Le RNDDH appelle à l’abrogation du décret controversé sur la liberté d’expression

Le Réseau national de défense des droits humains (RNDDH) a entamé, jeudi 10 septembre 2026, deux journées de réflexion sur les conséquences des décrets adoptés en décembre 2025 sur l’espace civique haïtien. La première journée, tenue dans les locaux de l’organisation à la rue Rivière, a été consacrée au décret encadrant l’exercice de la liberté d’expression et réprimant les délits de diffamation et de presse.
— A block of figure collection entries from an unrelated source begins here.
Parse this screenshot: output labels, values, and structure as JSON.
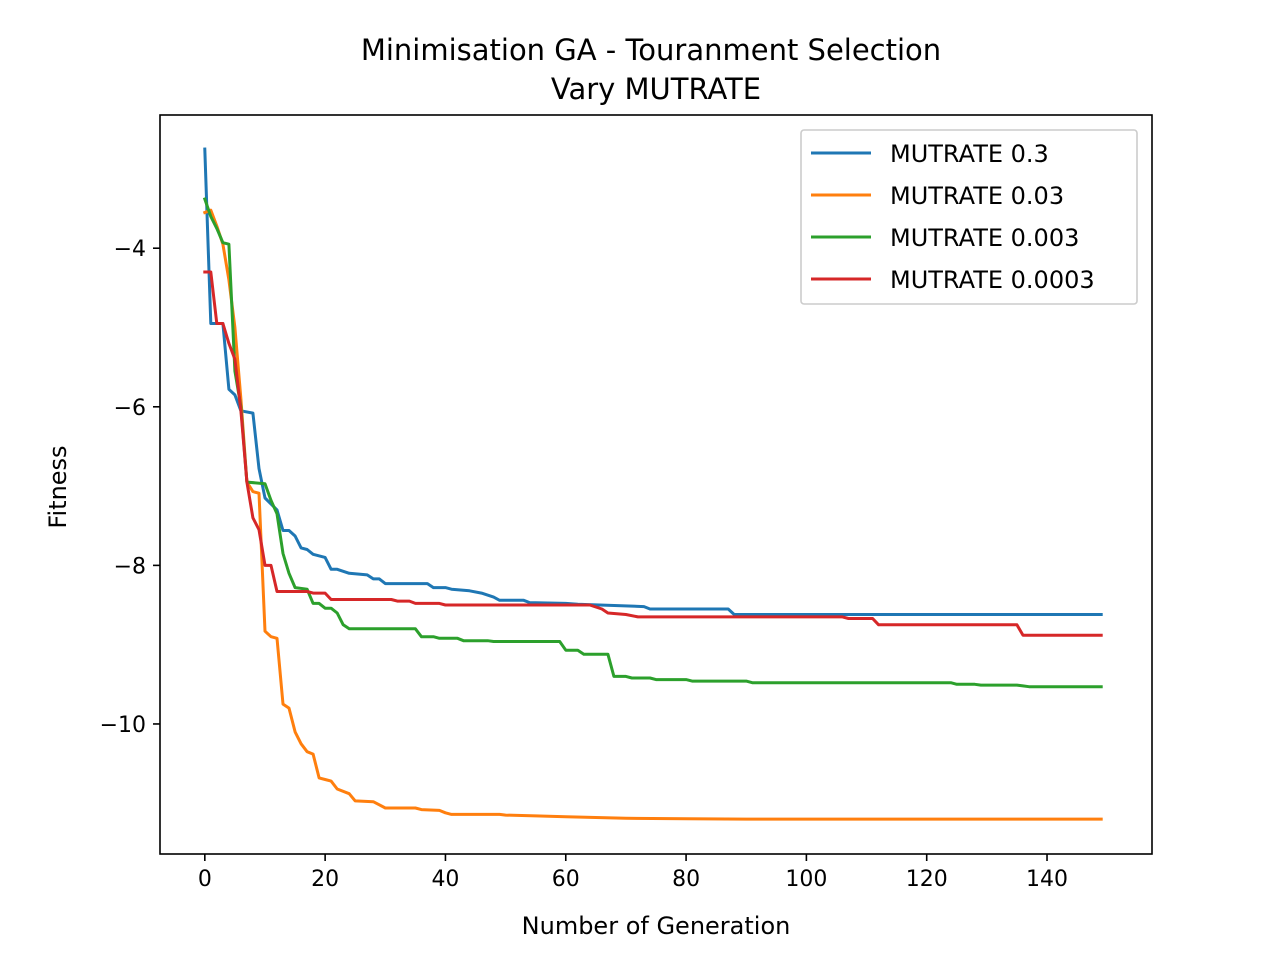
{
  "chart_data": {
    "type": "line",
    "title": "Minimisation GA - Touranment Selection",
    "subtitle": "Vary MUTRATE",
    "xlabel": "Number of Generation",
    "ylabel": "Fitness",
    "xlim": [
      -7.45,
      157.45
    ],
    "ylim": [
      -11.64,
      -2.32
    ],
    "xticks": [
      0,
      20,
      40,
      60,
      80,
      100,
      120,
      140
    ],
    "yticks": [
      -10,
      -8,
      -6,
      -4
    ],
    "xtick_labels": [
      "0",
      "20",
      "40",
      "60",
      "80",
      "100",
      "120",
      "140"
    ],
    "ytick_labels": [
      "−10",
      "−8",
      "−6",
      "−4"
    ],
    "grid": false,
    "legend_position": "upper right",
    "series": [
      {
        "name": "MUTRATE 0.3",
        "color": "#1f77b4",
        "points": [
          [
            0,
            -2.75
          ],
          [
            1,
            -4.95
          ],
          [
            3,
            -4.95
          ],
          [
            4,
            -5.78
          ],
          [
            5,
            -5.85
          ],
          [
            6,
            -6.05
          ],
          [
            8,
            -6.08
          ],
          [
            9,
            -6.78
          ],
          [
            10,
            -7.15
          ],
          [
            12,
            -7.3
          ],
          [
            13,
            -7.56
          ],
          [
            14,
            -7.56
          ],
          [
            15,
            -7.63
          ],
          [
            16,
            -7.78
          ],
          [
            17,
            -7.8
          ],
          [
            18,
            -7.86
          ],
          [
            20,
            -7.9
          ],
          [
            21,
            -8.05
          ],
          [
            22,
            -8.05
          ],
          [
            24,
            -8.1
          ],
          [
            27,
            -8.12
          ],
          [
            28,
            -8.17
          ],
          [
            29,
            -8.17
          ],
          [
            30,
            -8.23
          ],
          [
            37,
            -8.23
          ],
          [
            38,
            -8.28
          ],
          [
            40,
            -8.28
          ],
          [
            41,
            -8.3
          ],
          [
            44,
            -8.32
          ],
          [
            46,
            -8.35
          ],
          [
            48,
            -8.4
          ],
          [
            49,
            -8.44
          ],
          [
            53,
            -8.44
          ],
          [
            54,
            -8.47
          ],
          [
            60,
            -8.48
          ],
          [
            62,
            -8.49
          ],
          [
            73,
            -8.52
          ],
          [
            74,
            -8.55
          ],
          [
            87,
            -8.55
          ],
          [
            88,
            -8.62
          ],
          [
            149,
            -8.62
          ]
        ]
      },
      {
        "name": "MUTRATE 0.03",
        "color": "#ff7f0e",
        "points": [
          [
            0,
            -3.55
          ],
          [
            1,
            -3.52
          ],
          [
            2,
            -3.72
          ],
          [
            3,
            -3.95
          ],
          [
            4,
            -4.4
          ],
          [
            5,
            -5.0
          ],
          [
            6,
            -5.9
          ],
          [
            7,
            -6.95
          ],
          [
            8,
            -7.07
          ],
          [
            9,
            -7.09
          ],
          [
            10,
            -8.83
          ],
          [
            11,
            -8.9
          ],
          [
            12,
            -8.92
          ],
          [
            13,
            -9.75
          ],
          [
            14,
            -9.8
          ],
          [
            15,
            -10.1
          ],
          [
            16,
            -10.25
          ],
          [
            17,
            -10.35
          ],
          [
            18,
            -10.38
          ],
          [
            19,
            -10.68
          ],
          [
            20,
            -10.7
          ],
          [
            21,
            -10.72
          ],
          [
            22,
            -10.82
          ],
          [
            24,
            -10.88
          ],
          [
            25,
            -10.97
          ],
          [
            28,
            -10.98
          ],
          [
            29,
            -11.02
          ],
          [
            30,
            -11.06
          ],
          [
            35,
            -11.06
          ],
          [
            36,
            -11.08
          ],
          [
            39,
            -11.09
          ],
          [
            40,
            -11.12
          ],
          [
            41,
            -11.14
          ],
          [
            49,
            -11.14
          ],
          [
            50,
            -11.15
          ],
          [
            55,
            -11.16
          ],
          [
            60,
            -11.17
          ],
          [
            65,
            -11.18
          ],
          [
            70,
            -11.19
          ],
          [
            80,
            -11.195
          ],
          [
            90,
            -11.2
          ],
          [
            149,
            -11.2
          ]
        ]
      },
      {
        "name": "MUTRATE 0.003",
        "color": "#2ca02c",
        "points": [
          [
            0,
            -3.38
          ],
          [
            1,
            -3.6
          ],
          [
            2,
            -3.75
          ],
          [
            3,
            -3.93
          ],
          [
            4,
            -3.95
          ],
          [
            5,
            -5.55
          ],
          [
            6,
            -6.0
          ],
          [
            7,
            -6.95
          ],
          [
            10,
            -6.97
          ],
          [
            11,
            -7.18
          ],
          [
            12,
            -7.35
          ],
          [
            13,
            -7.85
          ],
          [
            14,
            -8.1
          ],
          [
            15,
            -8.28
          ],
          [
            17,
            -8.3
          ],
          [
            18,
            -8.48
          ],
          [
            19,
            -8.48
          ],
          [
            20,
            -8.54
          ],
          [
            21,
            -8.54
          ],
          [
            22,
            -8.6
          ],
          [
            23,
            -8.75
          ],
          [
            24,
            -8.8
          ],
          [
            35,
            -8.8
          ],
          [
            36,
            -8.9
          ],
          [
            38,
            -8.9
          ],
          [
            39,
            -8.92
          ],
          [
            42,
            -8.92
          ],
          [
            43,
            -8.95
          ],
          [
            47,
            -8.95
          ],
          [
            48,
            -8.96
          ],
          [
            59,
            -8.96
          ],
          [
            60,
            -9.07
          ],
          [
            62,
            -9.07
          ],
          [
            63,
            -9.12
          ],
          [
            67,
            -9.12
          ],
          [
            68,
            -9.4
          ],
          [
            70,
            -9.4
          ],
          [
            71,
            -9.42
          ],
          [
            74,
            -9.42
          ],
          [
            75,
            -9.44
          ],
          [
            80,
            -9.44
          ],
          [
            81,
            -9.46
          ],
          [
            90,
            -9.46
          ],
          [
            91,
            -9.48
          ],
          [
            124,
            -9.48
          ],
          [
            125,
            -9.5
          ],
          [
            128,
            -9.5
          ],
          [
            129,
            -9.51
          ],
          [
            135,
            -9.51
          ],
          [
            136,
            -9.52
          ],
          [
            137,
            -9.53
          ],
          [
            149,
            -9.53
          ]
        ]
      },
      {
        "name": "MUTRATE 0.0003",
        "color": "#d62728",
        "points": [
          [
            0,
            -4.3
          ],
          [
            1,
            -4.3
          ],
          [
            2,
            -4.95
          ],
          [
            3,
            -4.95
          ],
          [
            4,
            -5.2
          ],
          [
            5,
            -5.4
          ],
          [
            6,
            -6.05
          ],
          [
            7,
            -6.95
          ],
          [
            8,
            -7.4
          ],
          [
            9,
            -7.55
          ],
          [
            10,
            -8.0
          ],
          [
            11,
            -8.0
          ],
          [
            12,
            -8.33
          ],
          [
            17,
            -8.33
          ],
          [
            18,
            -8.35
          ],
          [
            20,
            -8.35
          ],
          [
            21,
            -8.43
          ],
          [
            31,
            -8.43
          ],
          [
            32,
            -8.45
          ],
          [
            34,
            -8.45
          ],
          [
            35,
            -8.48
          ],
          [
            39,
            -8.48
          ],
          [
            40,
            -8.5
          ],
          [
            64,
            -8.5
          ],
          [
            66,
            -8.55
          ],
          [
            67,
            -8.6
          ],
          [
            70,
            -8.62
          ],
          [
            72,
            -8.65
          ],
          [
            106,
            -8.65
          ],
          [
            107,
            -8.67
          ],
          [
            111,
            -8.67
          ],
          [
            112,
            -8.75
          ],
          [
            135,
            -8.75
          ],
          [
            136,
            -8.88
          ],
          [
            149,
            -8.88
          ]
        ]
      }
    ]
  }
}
Publié le 31 décembre 2025 dans Le Moniteur, ce décret prévoit des sanctions contre l’injure et la diffamation. Il avait déjà suscité des réactions d’organisations de défense des droits humains et d’acteurs de la presse, inquiets de ses effets potentiels sur la liberté d’expression. Des journalistes, défenseurs des droits humains et représentants de la société civile ont pris part aux échanges organisés par le RNDDH, qui entend favoriser une position commune et des actions de plaidoyer autour de ce texte.

Gotson Pierre, responsable du Groupe Médialternatif, a mis en garde contre l’impact du décret sur les médias, la société civile et les lanceurs d’alerte, dans un contexte déjà marqué par les menaces et l’autocensure. Il a relevé des ambiguïtés dans les définitions du texte, notamment sur la protection accordée à un journaliste publiant une information vérifiée mais jugée diffamatoire par la personne concernée. Il a aussi alerté sur l’article 18 et ses conséquences pour la confidentialité des sources, estimant que certaines dispositions pourraient encourager une « culture du silence » et une criminalisation excessive de la liberté d’expression, tout en reconnaissant la nécessité de lutter contre les abus.

Colette Lespinasse a questionné les circonstances de l’adoption du décret, dénonçant une décision précipitée qui ne garantit pas suffisamment la protection de la liberté d’expression. Selon elle, le texte pourrait renforcer l’impunité des responsables publics en dissuadant la dénonciation des abus ; elle a plaidé pour son abrogation.

Légitimité démocratique et risque de poursuites-bâillons

L’avocat Chenet Jean-Baptiste a articulé son propos autour de trois axes : les conditions politiques de l’adoption du décret par un gouvernement provisoire, hors de tout processus législatif délibératif ; le risque que la combinaison de sanctions pénales et de recours civils fasse peser une pression considérable sur les journalistes et organisations ; et la menace des « poursuites stratégiques » ou poursuites-bâillons. Il a appelé à une « contre-offensive stratégique » fondée sur le soutien juridique et le contentieux stratégique, inscrivant ce combat dans une mobilisation démocratique plus large.

Vers une position commune de plaidoyer

Interrogée par Le Nouvelliste, Rosy Auguste Ducéna, responsable de programme au RNDDH, a précisé que ces journées visent à encourager les organisations féministes, de droits humains et les associations de médias à analyser les conséquences des décrets sur la diffamation et sur la Haute Cour de justice, sur l’espace civique, la lutte contre la corruption et l’accès à la justice. Ces échanges doivent, selon elle, permettre de dégager une compréhension commune des risques que ces textes font peser sur l’État de droit, en vue de définir des stratégies communes de plaidoyer pour l’abrogation de deux décrets que le RNDDH juge « totalement antidémocratiques ».